El modelo sueco y España
Apenas unos días pasados en Estocolmo me han hecho llegar a la conclusión de que si el modelo sueco de economía capitalista cogestionada está en crisis, bendita sea esa crisis y ojalá llegue pronto a España.
Reconozco que hasta ahora mi visión del tema era puramente libresca y basada en datos estadísticos y, si se quiere, en valoraciones ajenas mejor o peor intencionadas. No es que haya regresado de mi breve experiencia sueca convertido a la socialdemocracia escandinava; nunca fui socialdemócrata, y la evolución del mundo moderno me confirma la justeza de mi posición. Sigo pensando que el modelo socialdemócrata está hoy agotado como tal, más que nada porque quienes lo pensaron no quisieron desde un principio sobrepasar un cierto límite: una vez alcanzaron la raya más allá de la cual se pone en cuestión la continuidad del sistema capitalista, ahí se quedaron.

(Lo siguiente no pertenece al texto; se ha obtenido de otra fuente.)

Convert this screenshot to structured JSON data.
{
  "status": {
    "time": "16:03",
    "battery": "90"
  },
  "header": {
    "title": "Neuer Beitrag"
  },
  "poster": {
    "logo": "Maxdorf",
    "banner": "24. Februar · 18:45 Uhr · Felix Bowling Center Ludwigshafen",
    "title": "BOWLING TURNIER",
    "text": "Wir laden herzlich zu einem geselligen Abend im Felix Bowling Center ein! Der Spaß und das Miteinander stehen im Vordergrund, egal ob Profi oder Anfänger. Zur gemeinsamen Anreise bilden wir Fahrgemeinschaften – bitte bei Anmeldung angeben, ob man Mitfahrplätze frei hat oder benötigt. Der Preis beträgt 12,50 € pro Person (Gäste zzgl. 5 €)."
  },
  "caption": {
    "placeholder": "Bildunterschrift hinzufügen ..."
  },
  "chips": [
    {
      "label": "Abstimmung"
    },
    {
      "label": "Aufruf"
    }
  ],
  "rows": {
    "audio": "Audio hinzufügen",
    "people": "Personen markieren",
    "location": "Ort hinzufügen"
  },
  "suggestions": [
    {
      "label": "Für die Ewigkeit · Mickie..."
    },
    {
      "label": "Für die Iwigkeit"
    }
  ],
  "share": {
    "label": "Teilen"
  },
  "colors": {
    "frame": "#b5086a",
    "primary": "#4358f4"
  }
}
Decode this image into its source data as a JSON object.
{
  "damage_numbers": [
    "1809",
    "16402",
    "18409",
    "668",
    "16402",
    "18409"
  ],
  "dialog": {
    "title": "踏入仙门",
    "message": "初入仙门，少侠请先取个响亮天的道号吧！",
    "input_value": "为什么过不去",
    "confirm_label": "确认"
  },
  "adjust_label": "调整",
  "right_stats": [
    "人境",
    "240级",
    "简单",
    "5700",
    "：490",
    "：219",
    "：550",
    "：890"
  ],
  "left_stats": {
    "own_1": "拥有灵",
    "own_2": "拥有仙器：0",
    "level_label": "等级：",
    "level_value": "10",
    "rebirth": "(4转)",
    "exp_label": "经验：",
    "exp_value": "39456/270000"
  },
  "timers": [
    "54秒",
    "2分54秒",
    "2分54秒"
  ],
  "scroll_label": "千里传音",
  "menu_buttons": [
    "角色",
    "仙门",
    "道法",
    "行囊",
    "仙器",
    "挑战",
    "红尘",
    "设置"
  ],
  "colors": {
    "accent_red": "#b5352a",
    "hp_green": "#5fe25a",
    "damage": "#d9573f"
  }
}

Cómo Escandinavia entera -que a fines del siglo XIX contaba con una de las poblaciones con las condiciones de vida más miserables que había en Europa, abatida desde el origen de los tiempos por el hambre y la emigración-, se ha convertido en la zona del mundo con mayor calidad de vida, tiene una sola explicación: bastó aplicar de manera sostenida algunos sencillos principios socialistas, sin necesidad siquiera de cuestionar seriamente el sistema de producción capitalista vigente, para que el milagro se produjera de modo natural.
Cabe preguntarse entonces qué resultados se habrían llegado a obtener si en vez de aplicar sólo algunas recetas redistributivas propias del socialismo, los escandinavos en general y los suecos en particular hubieran decidido avanzar de manera resuelta en la construcción del socialismo cuando estaban a tiempo de hacerlo.
En esas condiciones, al autolimitarse de tal modo, una vez se ha tocado techo más tarde o más temprano llega el momento en que sólo se puede ir hacia abajo, que es en definitiva lo que les está sucediendo a los suecos desde los años setenta, aunque sea de un modo tan suave que resulta apenas perceptible para el ocasional observador extranjero.
Ahora dicen que les falta financiación para sostener todo el entremado en pie. Yo creo que más bien lo que les falta es capacidad para seguir manteniendo el pulso dialéctico entre clases, resuelto hasta hace unos años en un punto de equilibrio entre las necesidades objetivas de la población y aquello que los capitalistas estaban dispuestos a ceder.
De todos modos, de momento los suecos le han sacado tres cuartos de siglo de rendimiento a la situación, lo cual no es ninguna tontería. Y además, es seguro que la cosa va a continuar durante tiempo.
El secreto del modelo sueco, inspirador del resto de escandinavos, con todo, no reside sólo en la oportunidad de las recetas –sí, recetas- de corte socialista aplicadas: previamente hubo que negociar su implantación, y una parte del éxito se debió sin duda al tipo de gente que había al otro lado de la mesa. Eran los años veinte del pasado siglo cuando los sindicatos y la izquierda política suecas advertían a los patronos de que o compartían plusvalías con los trabajadores que explotaban o pronto todo iba a saltar por los aires, en un estallido mucho peor que el que acababa de producirse en la cercana Rusia zarista. De modo aún más gráfico, en la España de aquellos mismos años el ingeniero Manuel Llaneza –fundador del sindicalismo minero asturiano- preguntaba a los patronos del sector, renuentes a negociar, dónde querían que los obreros pusieran la dinamita: en el tajo de las minas o en sus palacetes.
Las respuestas obtenidas fueron, evidentemente, diferentes: mientras que la burguesía sueca se avino a ceder una parte de los beneficios a cambio de mantener lo esencial del sistema, la española simplemente llamó primero a la Guardia Civil y, en 1936, directamente al Ejército. Sin duda, dos modos de reaccionar muy alejados, que han marcado de modo profundo y distinto la historia de estos dos países.
En suma, lo fundamental del problema que ha representado el finisecular atraso español radica precisamente en la asilvestrada derecha que nos ha tocado en desgracia.